Sleeping, resting, laying down, powering down…this is the
first priority of a shepherd for his sheep because this is the beginning of a
day and the beginning of a life.
If you don’t get those waddling clouds some sleep they get stupider than
they already are. Fatigue leads to
disease, disorientation, and ultimately danger. The flock has to rest well, so the shepherd finds them a bed
of green grass (a soft mattress) to lay down their weary carcass for the
night. This is the key to a
healthy herd collectively, and a healthy heart individually.

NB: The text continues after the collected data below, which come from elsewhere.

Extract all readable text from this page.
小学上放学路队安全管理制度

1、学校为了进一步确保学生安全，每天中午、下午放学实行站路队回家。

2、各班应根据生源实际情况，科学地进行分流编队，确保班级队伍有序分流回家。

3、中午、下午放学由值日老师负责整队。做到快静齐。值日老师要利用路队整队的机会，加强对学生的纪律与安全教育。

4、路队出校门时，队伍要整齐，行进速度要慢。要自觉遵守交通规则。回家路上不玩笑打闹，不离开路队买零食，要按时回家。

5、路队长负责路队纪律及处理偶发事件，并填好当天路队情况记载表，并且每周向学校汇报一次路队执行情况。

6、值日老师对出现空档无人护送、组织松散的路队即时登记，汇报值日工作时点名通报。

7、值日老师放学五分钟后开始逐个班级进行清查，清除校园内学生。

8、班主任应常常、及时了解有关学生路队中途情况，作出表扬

If you’re anything like me, sleep has not been emphasized as
a spiritual issue. In fact, if you
tell someone you are “burning the wick on both ends” or you “woke up early to
get to work” or you “pulled an all nighter” there is something inside of humanity
that computes those statements as noble.
We tend to exalt people who can live without sleep. It means they are busy. And people in our culture that are
busy, as we all know, are very important.

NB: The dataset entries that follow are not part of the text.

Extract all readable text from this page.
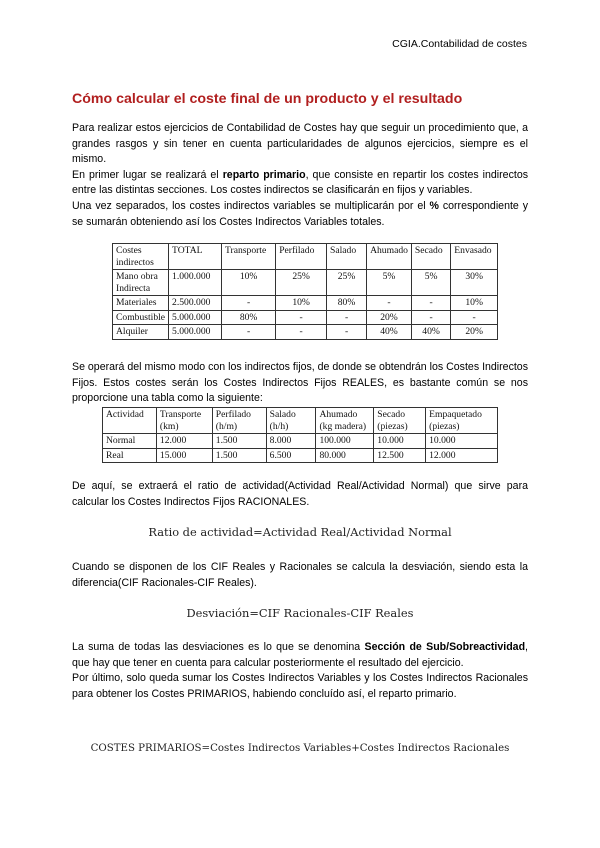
CGIA.Contabilidad de costes
Cómo calcular el coste final de un producto y el resultado
Para realizar estos ejercicios de Contabilidad de Costes hay que seguir un procedimiento que, a grandes rasgos y sin tener en cuenta particularidades de algunos ejercicios, siempre es el mismo.
En primer lugar se realizará el reparto primario, que consiste en repartir los costes indirectos entre las distintas secciones. Los costes indirectos se clasificarán en fijos y variables.
Una vez separados, los costes indirectos variables se multiplicarán por el % correspondiente y se sumarán obteniendo así los Costes Indirectos Variables totales.
Costes indirectos	TOTAL	Transporte	Perfilado	Salado	Ahumado	Secado	Envasado
Mano obra Indirecta	1.000.000	10%	25%	25%	5%	5%	30%
Materiales	2.500.000	-	10%	80%	-	-	10%
Combustible	5.000.000	80%	-	-	20%	-	-
Alquiler	5.000.000	-	-	-	40%	40%	20%
Se operará del mismo modo con los indirectos fijos, de donde se obtendrán los Costes Indirectos Fijos. Estos costes serán los Costes Indirectos Fijos REALES, es bastante común se nos proporcione una tabla como la siguiente:
Actividad	Transporte (km)	Perfilado (h/m)	Salado (h/h)	Ahumado (kg madera)	Secado (piezas)	Empaquetado (piezas)
Normal	12.000	1.500	8.000	100.000	10.000	10.000
Real	15.000	1.500	6.500	80.000	12.500	12.000
De aquí, se extraerá el ratio de actividad(Actividad Real/Actividad Normal) que sirve para calcular los Costes Indirectos Fijos RACIONALES.
Ratio de actividad=Actividad Real/Actividad Normal
Cuando se disponen de los CIF Reales y Racionales se calcula la desviación, siendo esta la diferencia(CIF Racionales-CIF Reales).
Desviación=CIF Racionales-CIF Reales
La suma de todas las desviaciones es lo que se denomina Sección de Sub/Sobreactividad, que hay que tener en cuenta para calcular posteriormente el resultado del ejercicio.
Por último, solo queda sumar los Costes Indirectos Variables y los Costes Indirectos Racionales para obtener los Costes PRIMARIOS, habiendo concluído así, el reparto primario.
COSTES PRIMARIOS=Costes Indirectos Variables+Costes Indirectos Racionales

It’s easy to start drinking this purple Kool-Aid with everyone else to
your soul’s detriment.
That is why a shepherd has to “make us lie down”. He doesn’t give us the option. He doesn’t leave it open for
negotiation. You “will lie
down”…he will “make you”! There is
a reason for this emphatic language.
Lying down is about taking care of your insides.

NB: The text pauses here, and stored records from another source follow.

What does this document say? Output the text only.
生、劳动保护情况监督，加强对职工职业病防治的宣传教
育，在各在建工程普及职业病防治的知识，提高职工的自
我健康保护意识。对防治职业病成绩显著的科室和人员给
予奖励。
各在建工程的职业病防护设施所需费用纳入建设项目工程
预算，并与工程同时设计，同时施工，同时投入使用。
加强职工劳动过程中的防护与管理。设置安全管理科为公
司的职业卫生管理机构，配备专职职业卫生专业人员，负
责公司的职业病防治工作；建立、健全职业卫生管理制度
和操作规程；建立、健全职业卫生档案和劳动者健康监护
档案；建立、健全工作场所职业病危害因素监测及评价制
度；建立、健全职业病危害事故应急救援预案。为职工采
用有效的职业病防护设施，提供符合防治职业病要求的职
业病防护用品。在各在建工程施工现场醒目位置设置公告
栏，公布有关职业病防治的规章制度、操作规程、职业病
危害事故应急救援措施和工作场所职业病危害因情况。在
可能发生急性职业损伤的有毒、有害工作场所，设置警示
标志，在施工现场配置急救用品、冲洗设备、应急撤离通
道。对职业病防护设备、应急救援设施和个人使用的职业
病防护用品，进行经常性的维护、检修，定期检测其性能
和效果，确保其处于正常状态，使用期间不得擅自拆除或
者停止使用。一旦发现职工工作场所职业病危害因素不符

The reason we stay on our feet and crank out product is
because it garners the praise of the people who can only affirm the exterior,
the outside picture. But the
shepherd cares about our interior life.
He cares about feeding our bodies and our souls. That is why this verse eventually ends
with the phrase “He restoreth my soul.”
That is his chief concern for you.
That is his chief concern for me.
Our souls.
I hate that my Shepherd has to “make me” do what I should be
doing naturally, but I guess that’s why I need a shepherd. We don’t always know how to tend
ourselves or care for our “wants”.
In fact, we can be wanting something that’s just flat out soul-killing
and our Pastor-God comes in and takes our legs out from under us, pins us to
the green pasture with his staff and says: “Lay down”. At first it seems like he’s ruining our
life, but in time you come to realize that he’s actually preserving our
life. He knows the “evening to
morning” pattern of the cosmos, he knows the sleep the soul needs to be
restored. He is not keeping us
from something good, he keeping us from something bad.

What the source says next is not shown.